Au fil de la matinée, tout s'anima autour d'eux. Les fermiers s'adonnaient à leur labeur dans les champs. Les chariots, les colporteurs et les marchands empruntaient chemins de terre battue par les centaines et les milliers de personnes qui transitaient par ces voies depuis des années. Les bœufs meuglaient dans les prairies vertes, broutant et ruminant, tandis que les troupeaux de moutons et de chèvres bêlaient au cri de ralliement des bergers et des chiens qui les guidaient. Les villages qu'ils traversaient étaient pleins de vie : des rires aux pleurs d'enfants, des interpellations tonitruantes des marchands à leurs étals, du fracas du fer du marteau contre l'acier de l'enclume dans l'atelier du ferronnier, du tintement des verres que ce soit dans les tripots ou les salons de thé, du fumet onctueux et chaud émanant des auberges et relais. Cette journée d'été s'annonçait comme belle et paisible. Le vent était absent et l'air était empli de chaleur.

Midi arrivait lorsqu'ils atteignirent une petite colline où était installée une échoppe de bentos. Ils en profitèrent en pour acheter deux puis s'installèrent sur des bancs disposés autour du magasin pour reprendre des forces avant de poursuivre leur voyage.
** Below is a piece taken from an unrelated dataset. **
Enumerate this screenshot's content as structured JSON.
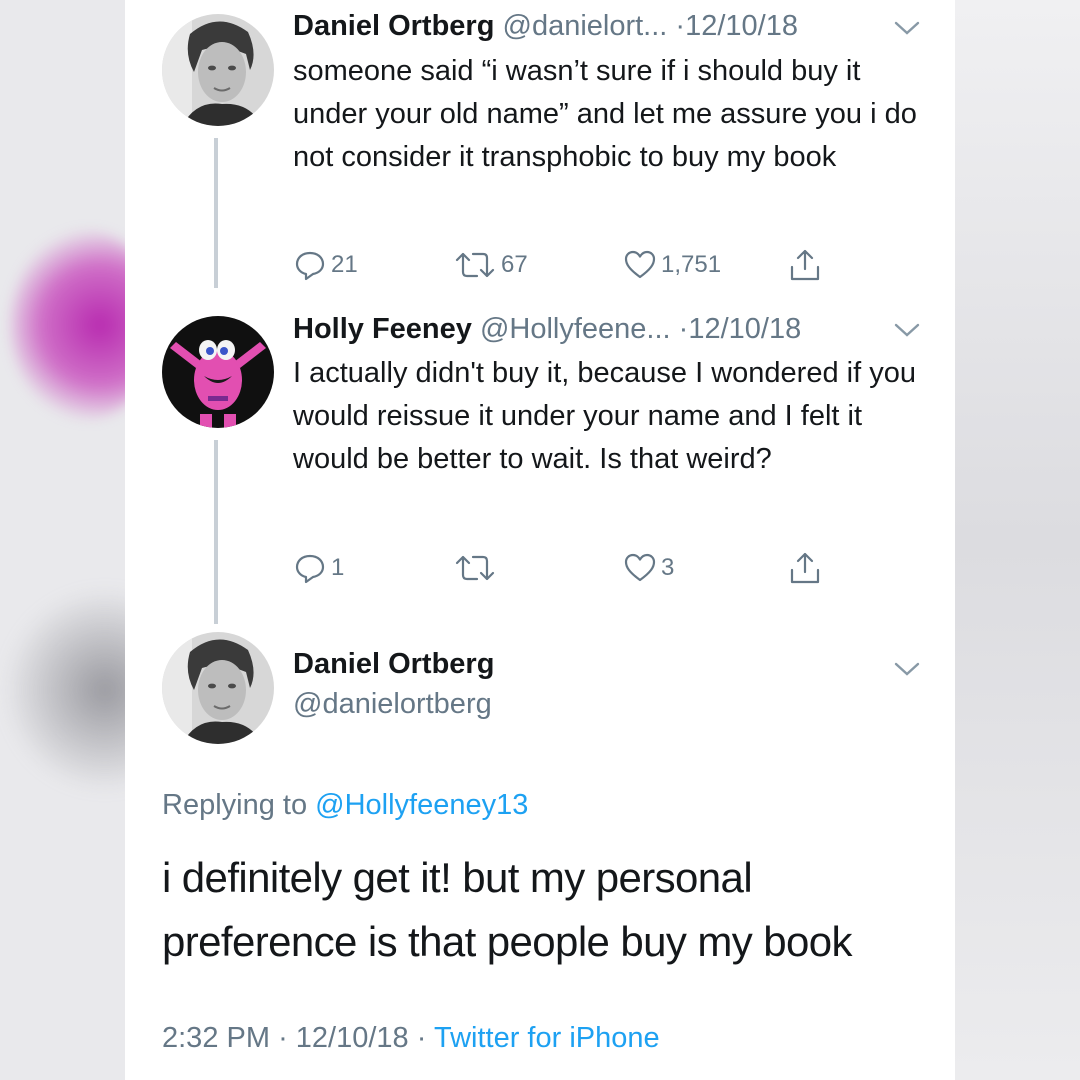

La position du magasin sur la colline offrait un panorama d'une grande beauté, l'un des plus beaux paysages du Pays du Feu. Ceux qui occupaient les bancs, que ce soit à l'Est, l'Ouest, au Nord ou au Sud, avaient sous leurs yeux de grandes étendues de champs morcelées en vert et en jaune, d'où émergeaient quelques villages bordés à l'horizon par de hautes montagnes presque indiscernables dont le sommet était surmonté d'un éternel manteau de neige. Le ciel était azur et aucun nuage n'était visible.

-C'est magnifique …

Ce que Temari souffla à mi-voix, interpella Shikamaru qui lâcha un « Mhm » interrogatif assez maladroit tout en terminant sa bouchée de poulet pané. Temari fit comme si elle n'avait rien entendu, se focalisant sur le merveilleux panorama qui s'ouvrait à elle.

-Je savais que le Pays du Feu était beau mais c'est tout autre chose de le voir de ses propres yeux.

Shikamaru haussa un sourcil, intrigué.

-Tu n'es jamais venu dans ce coin ? demanda le Nara.

-Non, je ne suis jamais allé aussi loin à l'Est de Konoha, répondit-elle tout simplement. Mes missions m'envoyaient surtout au Sud ou à l'Ouest du Pays du Feu. Je me rends compte que j'ai vraiment loupé quelque chose.

-Le Pays du Feu regorge de paysages aussi différents que variés. Répliqua Shikamaru en piquant le riz du bentô avec ses baguettes. La route est longue jusqu'au Port de Gake. Tu auras un large aperçu de ce pays d'ici là.

-Je suis également intrigué par Kiri, ajouta Temari en croquant dans une feuille de Mizuna. Suite à la guerre civile, le pays s'est rouvert aux étrangers mais je n'ai pas encore eu l'occasion de m'y rendre. J'ai pourtant demandé à Gaara à plusieurs reprises si certaines missions diplomatiques pouvaient m'envoyer dans l'archipel de Mizu no Kuni mais il n'a jamais pu rien me trouver.

-Moi qui pensais que tu n'étais motivé que par le sens du devoir…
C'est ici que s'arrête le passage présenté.